Doctors across the state decided to sue, saying it was in their patients' best interest if their physicians discussed gun safety with them. The lawsuit, often referred to as "Docs vs. Glocks," sought to challenge the legality of H.B. 155.

In 2012, a federal district judge issued an injunction against the law, which kept it from going into effect.

A three-judge panel of the 11th U.S. Circuit Court of Appeals twice upheld the law — first in July 2014 and again in July 2015 — before the full appellate court decided to take up the case this year.

“The purpose of the act, as we read it, is not to protect patient privacy by shielding patients from any and all discussion about firearms with their physicians; the act merely requires physicians to refrain from broaching a concededly sensitive topic when they lack any good-faith belief that such information is relevant to the medical care or safety of their patients or others,’’ Judges Gerald Tjoflat and L. Scott Coogler wrote in their majority opinion for the second ruling.

Judge Charles Wilson, however, disagreed with the ruling. According to Wilson, doctors' First Amendment rights were violated by the law.

"Simply put, the act is a gag order that prevents doctors from even asking the first question in a conversation about firearms,'' Wilson wrote in his dissenting opinion.  "The act prohibits or significantly chills doctors from expressing their views and providing information to patients about one topic and one topic only, firearms."

The law was challenged again in February.
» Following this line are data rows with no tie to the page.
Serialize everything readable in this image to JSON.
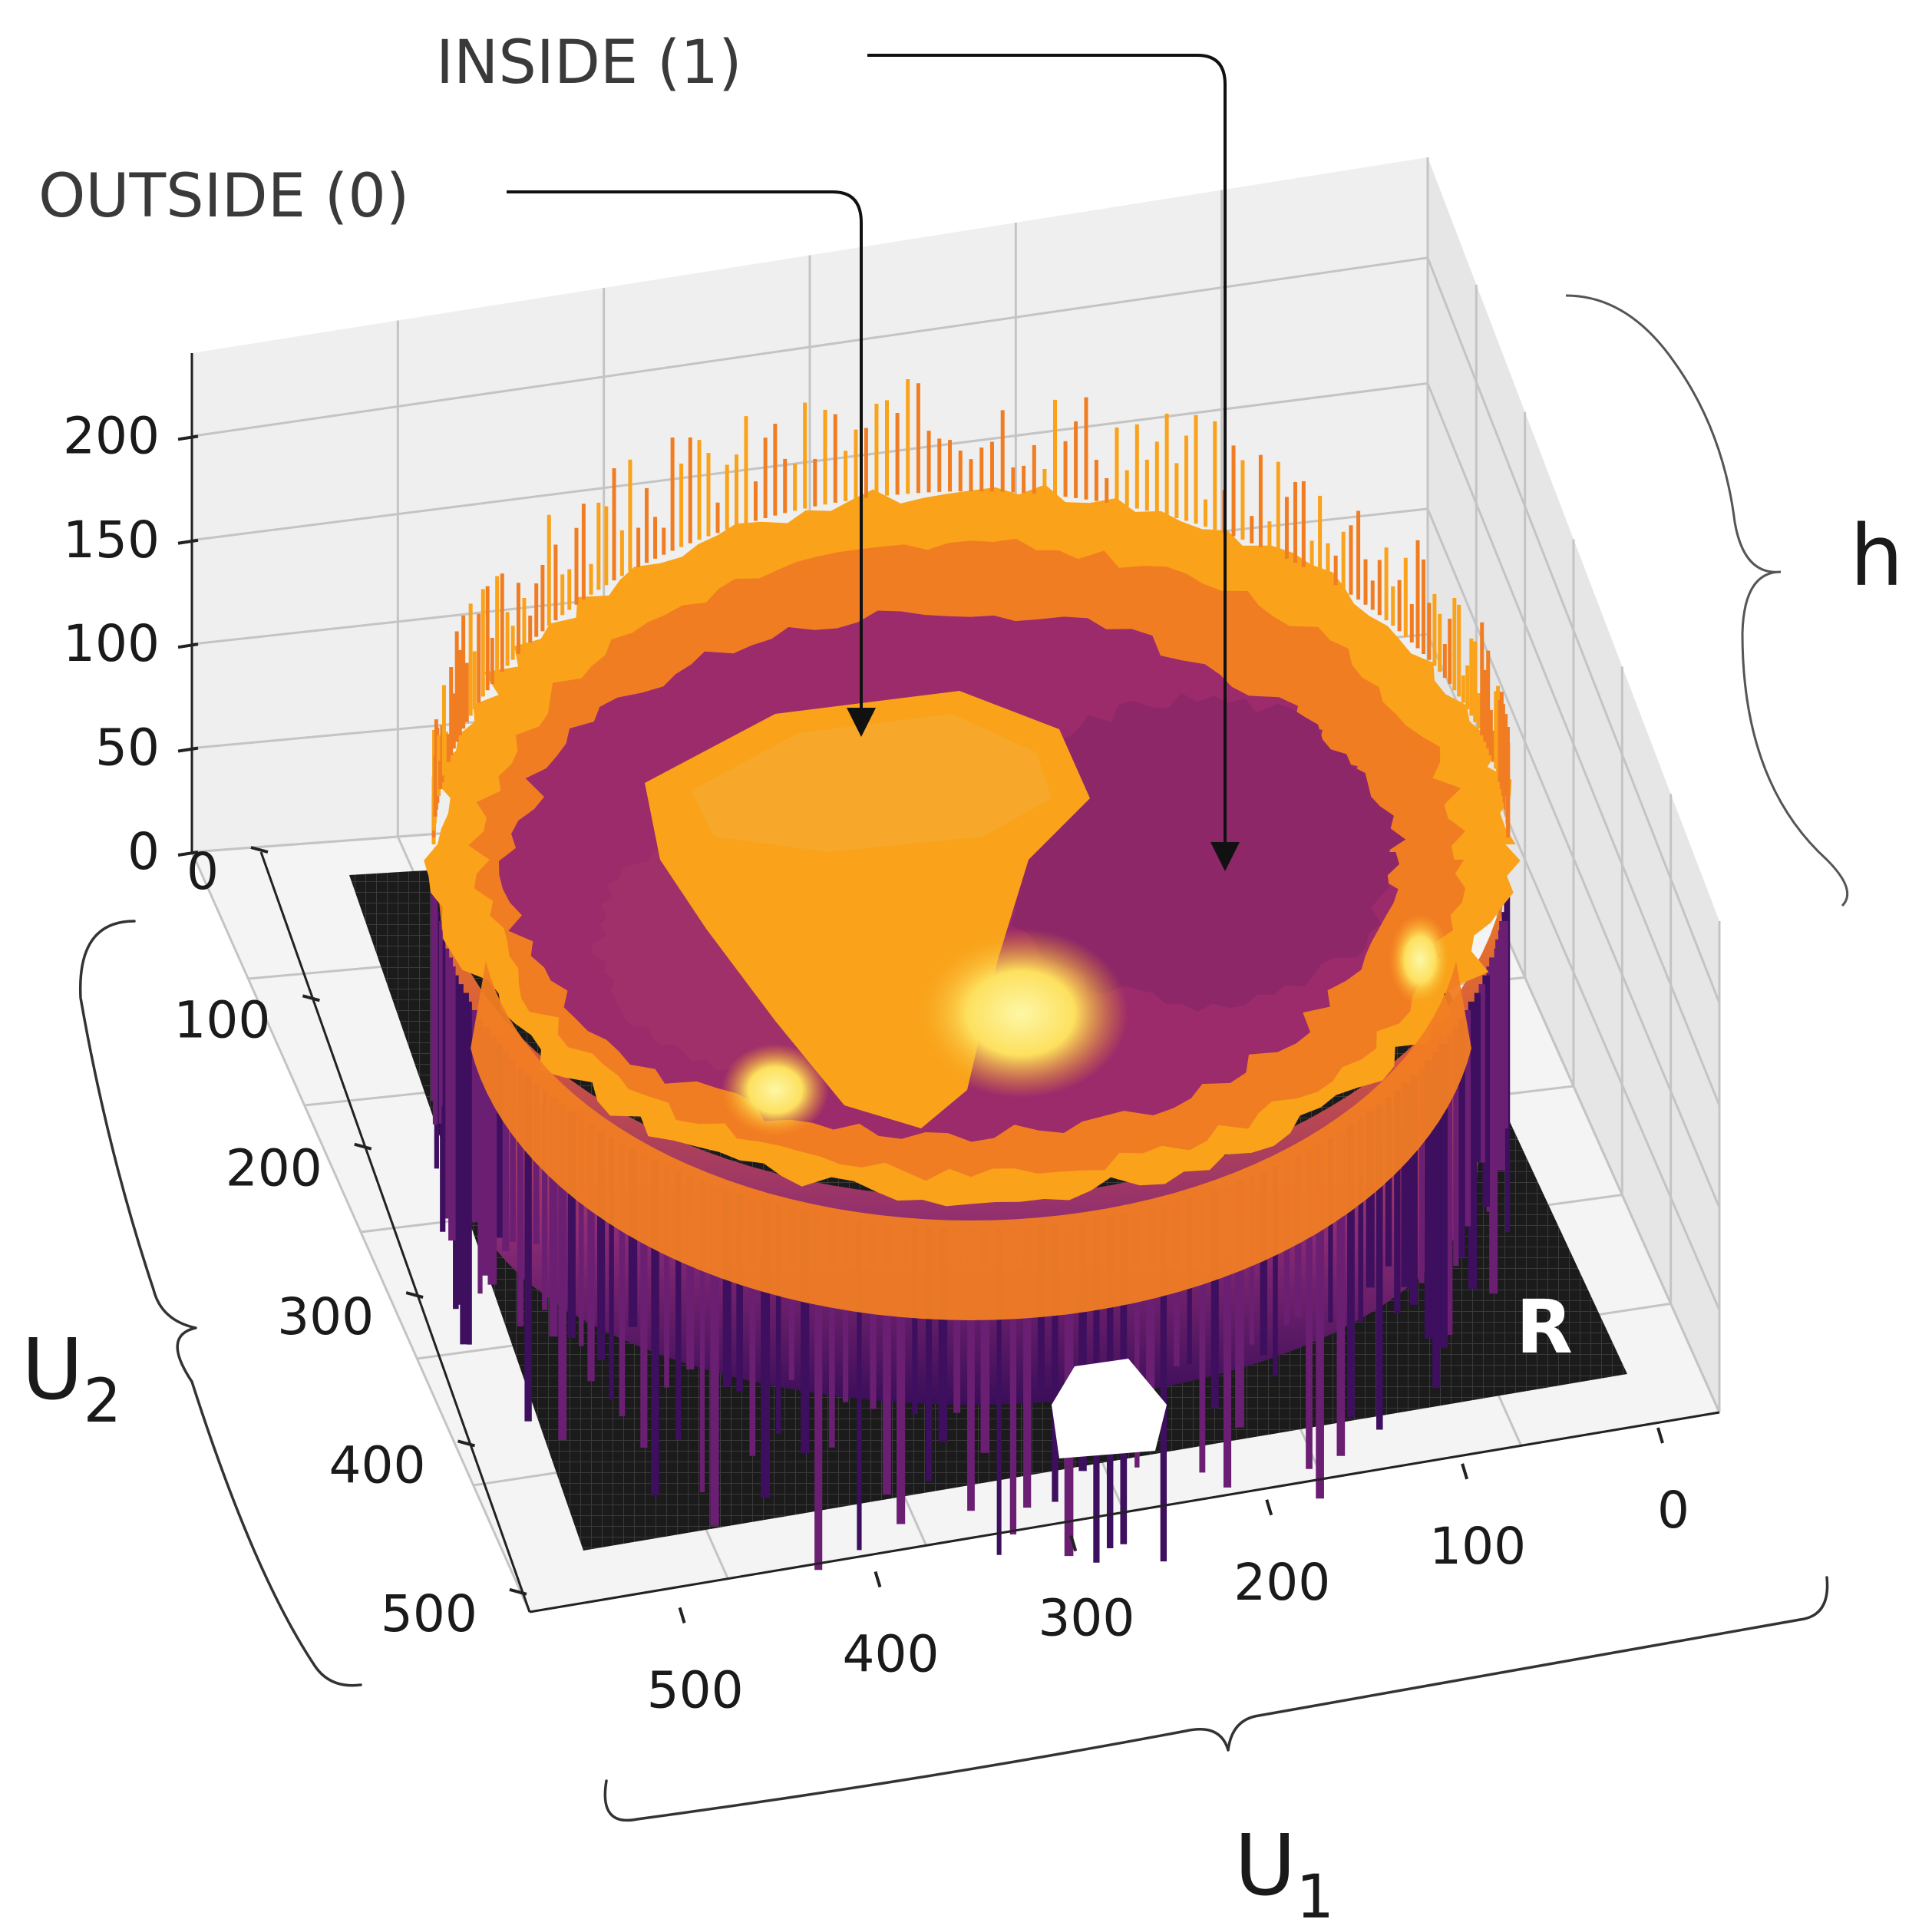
{
  "chart_data": {
    "type": "surface3d",
    "title": "",
    "annotations": [
      {
        "id": "outside",
        "text": "OUTSIDE (0)",
        "points_to": "raised central flat region"
      },
      {
        "id": "inside",
        "text": "INSIDE (1)",
        "points_to": "lower right enclosed region"
      }
    ],
    "region_label": "R",
    "axes": {
      "x": {
        "label": "U",
        "subscript": "1",
        "range": [
          0,
          512
        ],
        "ticks": [
          0,
          100,
          200,
          300,
          400,
          500
        ]
      },
      "y": {
        "label": "U",
        "subscript": "2",
        "range": [
          0,
          512
        ],
        "ticks": [
          0,
          100,
          200,
          300,
          400,
          500
        ]
      },
      "z": {
        "label": "h",
        "range": [
          0,
          240
        ],
        "ticks": [
          0,
          50,
          100,
          150,
          200
        ]
      }
    },
    "colormap": "inferno",
    "colors": {
      "base": "#1b1b1b",
      "dark_purple": "#3d0f5e",
      "purple": "#6b1f73",
      "magenta": "#9c2b6b",
      "red_orange": "#d8473a",
      "orange": "#f17d23",
      "amber": "#f9a21a",
      "yellow": "#fde05e",
      "pale_yellow": "#fcf8a8"
    }
  }
}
In a 10-1 decision, the full 11th Circuit sided with the doctors and overturned the law. The court said the doctors could not be punished for speaking about firearms safety with their patients. This was the second time the law was challenged and upheld in federal court.

Florida Gov. Rick Scott, a Republican, has approved a settlement plan, which will see the Sunshine State pay $1.1 million in legal fees to the lawyers who represented the doctors, the New York Times reported Monday.

"Florida taxpayers just paid $1.1 million because of the gun industry's unconstitutional, anti-truth agenda designed to increase gun sales at any cost — including children's lives. The gun lobby wants Americans to believe a gun in the home makes them safer, but 89 percent of unintentional shooting deaths of children occur in the home, often because of easily accessibility of unlocked, loaded guns," Dan Gross, president of the Brady Center to Prevent Gun Violence, said in a statement. "Physicians have a critical role to play in preventing these deaths by talking to patients about the true dangers of guns in the home, and we will not allow their voices to be silenced by the gun industry. This award is a message to states to think twice before enacting or defending laws that put lives at risk just to boost the gun industry’s bottom line."

The NRA wasted no time refuting the claims.

"Our opponents wouldn't recognize the truth if it pinched them on the nose," NRA lobbyist and former President Marion Hammer told TheBlaze. "Just because some activists judges agreed with them doesn't make them right."

Lawyers from Ropes & Gray represented the doctors as part of a Brady Campaign effort. The law firm has decided to give $100,000 of their settlement award to the Brady Campaign to "help promote gun safety."

Scott's legal team defended the governor's record on the Second Amendment and said the settlement was approved based on a recommendation to his office from the Department of Financial Services, the Times reported.